Hayal kırıklığı mı?
Kaç kez yaşadınız bunu? 1, 2, 3, 5, 7, 10… Bilmiyorsunuz değil mi 🙂 İlk önce şundan başlayalım:
Hayal kırıklığı mı, o da ne? soruyorum size. Hayal kırıklığı, hayallerin kırılması. Kaç hayaliniz kırıldı, kaç tanesi yok oldu ve bir anda hayal olmaktan çıktı? veya veya kaç kişi hayallerinizi kırdı. Kaç kişi size mükemmel bir hayal sunup sonra onu tekmeleyerek kaçtı? Sanırım siz de bilmiyorsunuz.
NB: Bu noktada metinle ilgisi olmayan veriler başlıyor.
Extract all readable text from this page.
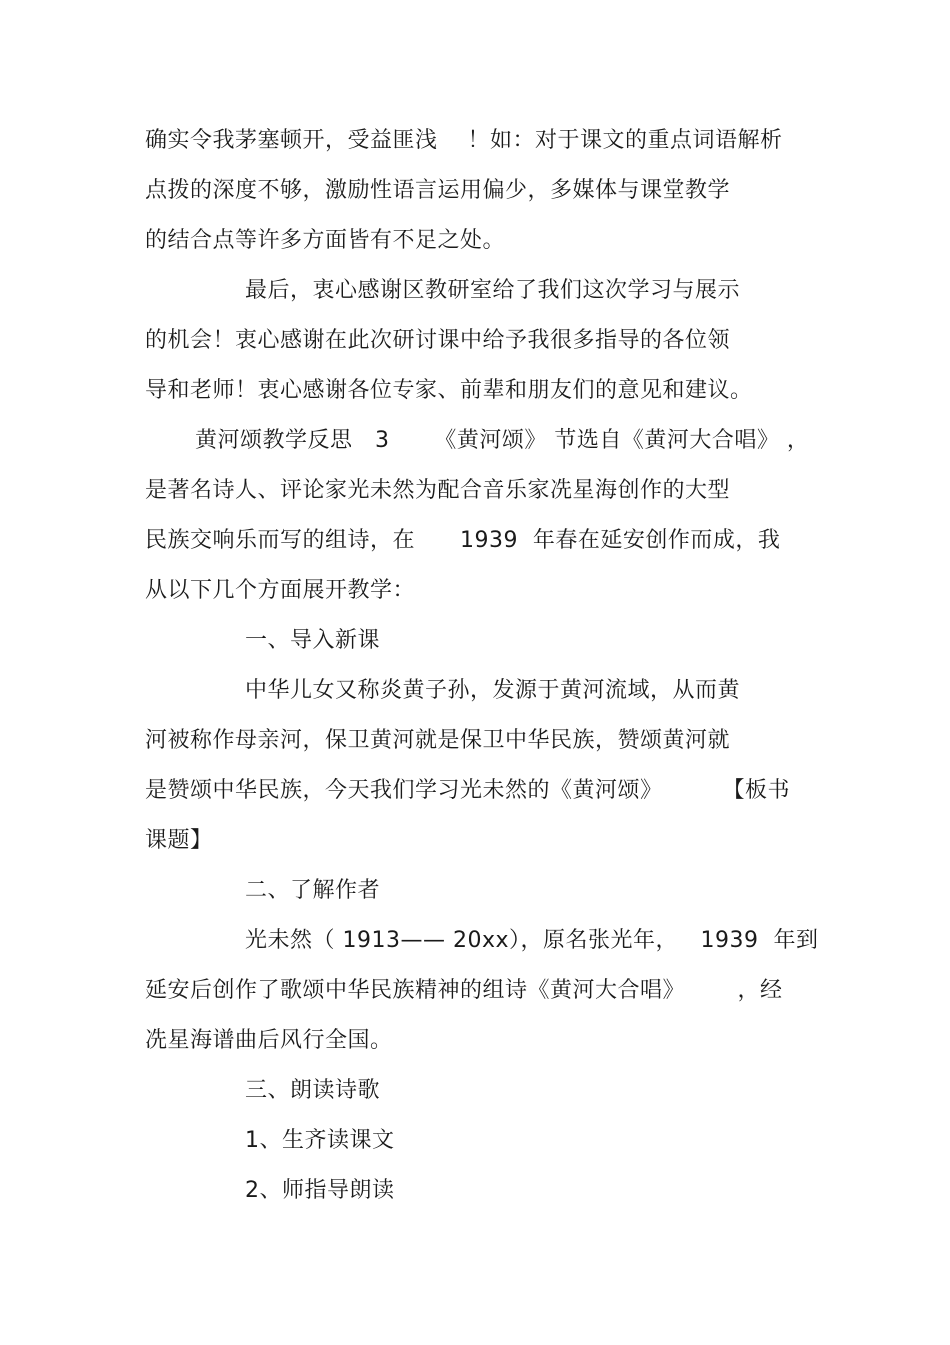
确实令我茅塞顿开，受益匪浅    ！如：对于课文的重点词语解析
点拨的深度不够，激励性语言运用偏少，多媒体与课堂教学
的结合点等许多方面皆有不足之处。
最后，衷心感谢区教研室给了我们这次学习与展示
的机会！衷心感谢在此次研讨课中给予我很多指导的各位领
导和老师！衷心感谢各位专家、前辈和朋友们的意见和建议。
黄河颂教学反思   3      《黄河颂》 节选自《黄河大合唱》 ，
是著名诗人、评论家光未然为配合音乐家冼星海创作的大型
民族交响乐而写的组诗，在      1939  年春在延安创作而成，我
从以下几个方面展开教学：
一、导入新课
中华儿女又称炎黄子孙，发源于黄河流域，从而黄
河被称作母亲河，保卫黄河就是保卫中华民族，赞颂黄河就
是赞颂中华民族，今天我们学习光未然的《黄河颂》        【板书
课题】
二、了解作者
光未然（ 1913—— 20xx），原名张光年，   1939  年到
延安后创作了歌颂中华民族精神的组诗《黄河大合唱》       ，经
冼星海谱曲后风行全国。
三、朗读诗歌
1、生齐读课文
2、师指导朗读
Ben şuna eminim, çoğu insanın ‘hayal değil, gelecek planı’ dediği şeyler yok oldu. Ortada ne plan kaldı ne de gelecek, sadece bir avuç paramparça hayal. İnsanlar bilemiyor ama bazen, karşıdakinin duygularını bilemiyor. ‘O ne düşünür, o ne der, o buna üzülür mü, onun haberi olur mu’ demiyor da ‘bu beni mutlu eder mi, bu egomu tatmin eder mi, bu sevgi bana yeter mi’ diyor. İnsan, sadece kendisini düşünüyor. Tabii genelleme yapıyorum, ‘herkes öyle değil ki Su’ dersiniz belki ama dostlar şunu biliyoruz; kurunun yanında yaş da yanıyor. Ne kadar iyi insanlar da olsa bunlar kaç kişi? belki bin belki de yüz bin ne fark eder. Bunca insanın arasında onlara kaç kişi rastladı bilemeyiz. Durun konumuza dönelim, Hayal kırıklığı. Biliyor musunuz şu saatte kalkarım şu saatte yemeğimi yer ve şu saatte ilacımı alıp işlerimi halletmeye çıkarım diyebilirim. Size kaçta yatacağımdan bu yazının saat kaçta biteceğine kadar her şeyimi söyleyebilirim fakat size ‘şu seni seviyor, seneye yanına geleceğim, hey seni asla bırakmayacağım, hayatımın anlamısın, tek dayanağımsın, sana söz veriyorum ki senin her zaman yanında olacağım, kalbim senin için atıyor, ileride seninle olacağım, bana zaman ver sonra geri geleceğim’ diyemem, eğer dersem ben sadece umut seyyarı olurum; yalancı bir umut seyyarı. Son kez soruyorum:
Hayal kırıklığı mı?
o da ne, yoksa uykularımızı kaçıran karabasanın yanımıza geliş sebebi mi? Hey, sanırım öyle.